Biosmog a écrit :
quantat a écrit :
Lao a écrit :
D'accord avec Biosmog
... Et loin de moi de rechercher une "stase" quelconque.
Ca fait longtemps que j'ai adopté cette maxime du Yi King "L'immuable, c'est le changement".
Bien ... alors ajoute à l'équation les milles façons obscures dont les humains trouvent leur jouissance (je parle pas des "petits plaisirs", mais de ce qu'il y a de plus violent dans nos fantasmes)... L'harmonie n'est qu'une façade rassurante - lorsqu'on dépasse un certain seuil de "modernité", et la population qui va avec.

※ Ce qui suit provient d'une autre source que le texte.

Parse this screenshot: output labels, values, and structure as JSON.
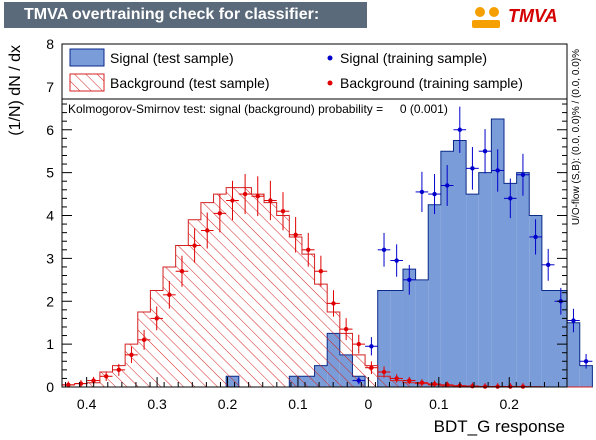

Non, l'harmonie n'est certainement pas "que". C'est une valeur social, oui, donc forcément idéaliste dans la forme cristallisée et absolue à laquelle tu veux la réduire (ce qui est piquant pour quelqu'un qui dénonce par ailleurs tout ce qui n'est pas relativiste). Mais c'est aussi une réalité de nos interactions quotidiennes qui ne sont qu'une très faible part issues d'un "contrat" ou même d'un "ajustement" impliquant frustration, manipulation, etc... Ta théorie est étroitement mentaliste et cela ne tient pas puisque ce qui se passe dans la communication n'est pas pour la plus grande part inconscient, mais simplement pas conscient car par saisi:
La plupart de la relation nous échappe simplement parce que nous n'avons pas les yeux ou l'attention pour le voir, mais cette part existe et agit dans la situation: la relation nous transcende en ce sens précis, nous somme obligés d'agir en utilisant des scripts
harmonisés avec les scripts d'autrui, afin d'être simplement "dans le coup" sans avoir toutes les informations.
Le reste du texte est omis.